Oversaturation is always a risk – and even Sony, in its zeal to break its 1997 $1.26 billion record, released one summer movie too many. Stuart Little 2 cost $120 million but is likely to gross little more than half that. Either the second installment should have taken the less costly straight-to-video route, or Sony should have waited for Christmas, when the original fared better.
Talking mice nothwithstanding, the key to survival remains vigorous franchises – and it’s not enough to own a few; you have to keep launching new ones. “It’s all about who will get their next sequel,” says DreamWorks’ Press. And this year, Columbia Pictures chairman Amy Pascal made the winning call with Spider-Man. Now Sony, which owns Columbia, has two spanking-new franchises (it also released XXX, produced by Joe Roth’s Revolution Studios) to take up the slack as Stuart Little and Men in Black lose steam. Also facing diminishing returns are Lucasfilms’ Star Wars and New Line’s Austin Powers. Oddly enough, best buddies Matt Damon (The Bourne Identity) and Ben Affleck (who replaced Harrison Ford as Jack Ryan in The Sum of All Fears) starred in equally successful spy thrillers – which are now both healthy franchises for Universal and Paramount, respectively. Ford, 60, may wish that he had stuck with the Tom Clancy series; he considered working at a discount in Traffic, which won two Oscars, but instead chose a $25 million payday with Russian-submarine thriller K-19: The Widowmaker – and was rewarded with his smallest opening since 1991’s Regarding Henry. On a recent Charlie Rose Show, Ford told guest host Sydney Pollack that when he invests his energy in a movie, he likes to get paid his full price. He might want to rethink that strategy.

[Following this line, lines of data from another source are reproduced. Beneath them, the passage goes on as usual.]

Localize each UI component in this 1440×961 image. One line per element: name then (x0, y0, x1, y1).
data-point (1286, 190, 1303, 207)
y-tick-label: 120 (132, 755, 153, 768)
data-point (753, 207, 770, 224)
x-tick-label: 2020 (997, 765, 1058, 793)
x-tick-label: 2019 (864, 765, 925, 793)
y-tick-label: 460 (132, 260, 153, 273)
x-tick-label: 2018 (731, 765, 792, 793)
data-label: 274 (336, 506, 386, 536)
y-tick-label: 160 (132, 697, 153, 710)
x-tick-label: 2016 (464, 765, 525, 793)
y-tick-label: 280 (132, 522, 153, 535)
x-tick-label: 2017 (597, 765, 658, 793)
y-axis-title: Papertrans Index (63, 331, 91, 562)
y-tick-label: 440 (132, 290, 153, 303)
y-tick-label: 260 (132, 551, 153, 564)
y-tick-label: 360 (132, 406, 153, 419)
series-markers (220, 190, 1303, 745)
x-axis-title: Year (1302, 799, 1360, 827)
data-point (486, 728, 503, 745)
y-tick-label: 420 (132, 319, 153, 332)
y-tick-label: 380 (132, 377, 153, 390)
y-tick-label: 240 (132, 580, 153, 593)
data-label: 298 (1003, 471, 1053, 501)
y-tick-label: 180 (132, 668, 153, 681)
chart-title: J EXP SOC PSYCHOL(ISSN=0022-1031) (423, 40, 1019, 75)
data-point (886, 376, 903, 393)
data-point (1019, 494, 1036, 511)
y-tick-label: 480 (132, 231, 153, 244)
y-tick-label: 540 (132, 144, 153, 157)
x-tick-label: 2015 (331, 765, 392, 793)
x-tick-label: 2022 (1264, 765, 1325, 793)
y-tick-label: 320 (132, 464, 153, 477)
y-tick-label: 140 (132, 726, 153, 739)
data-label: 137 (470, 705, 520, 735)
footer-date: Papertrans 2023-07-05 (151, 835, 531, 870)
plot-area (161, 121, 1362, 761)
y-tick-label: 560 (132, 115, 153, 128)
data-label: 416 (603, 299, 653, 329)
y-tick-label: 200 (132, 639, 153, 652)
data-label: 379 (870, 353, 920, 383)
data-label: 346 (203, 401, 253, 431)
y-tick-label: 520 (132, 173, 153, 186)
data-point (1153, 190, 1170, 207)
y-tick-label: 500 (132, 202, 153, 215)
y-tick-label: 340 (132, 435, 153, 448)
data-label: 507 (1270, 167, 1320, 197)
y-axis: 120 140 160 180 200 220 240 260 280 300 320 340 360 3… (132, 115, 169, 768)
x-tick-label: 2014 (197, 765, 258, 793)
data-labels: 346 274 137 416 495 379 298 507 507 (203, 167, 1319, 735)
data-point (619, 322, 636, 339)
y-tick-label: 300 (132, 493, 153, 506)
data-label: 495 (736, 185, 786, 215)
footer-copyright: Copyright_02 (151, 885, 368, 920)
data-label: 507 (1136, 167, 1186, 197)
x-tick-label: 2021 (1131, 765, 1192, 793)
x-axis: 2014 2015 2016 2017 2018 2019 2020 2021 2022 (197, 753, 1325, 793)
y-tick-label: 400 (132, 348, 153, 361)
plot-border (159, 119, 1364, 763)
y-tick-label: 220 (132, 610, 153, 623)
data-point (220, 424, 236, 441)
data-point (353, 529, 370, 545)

Of the big studios, Warner Bros. had the most embarrassing belly-flop. Scooby-Doo’s profits will vanish down the sinkhole of The Adventures of Pluto Nash, which earned $2.2 million its first weekend, the worst nationwide studio opening ever. “It’s as big a hit as you can take in the movie business,” says Revolution chief Joe Roth. Nothing else comes close. Even Warner’s own Battlefield Earth and The Postman had stronger openings.
But Warner’s can lord it over poor MGM/UA, the studio that brought up the rear in summer market share. Back in 2001, after a string of failures (Stigmata, Supernova), vice-chairman Chris McGurk replaced the marketing-and-distribution department assembled by ex-chairman Frank Mancuso with a weaker team. Post–September 11, he pushed back John Woo’s Windtalkers from November to June, so instead of being first in a string of war movies, it was last. After another round of MGM duds (Hart’s War, Rollerball, Bandits), Windtalkers also took a nosedive. So McGurk hired yet another marketing chief. This November, however, an old friend may come to MGM’s rescue – if they can handle it right. It’s a 40-year-old franchise by the name of Bond. James Bond.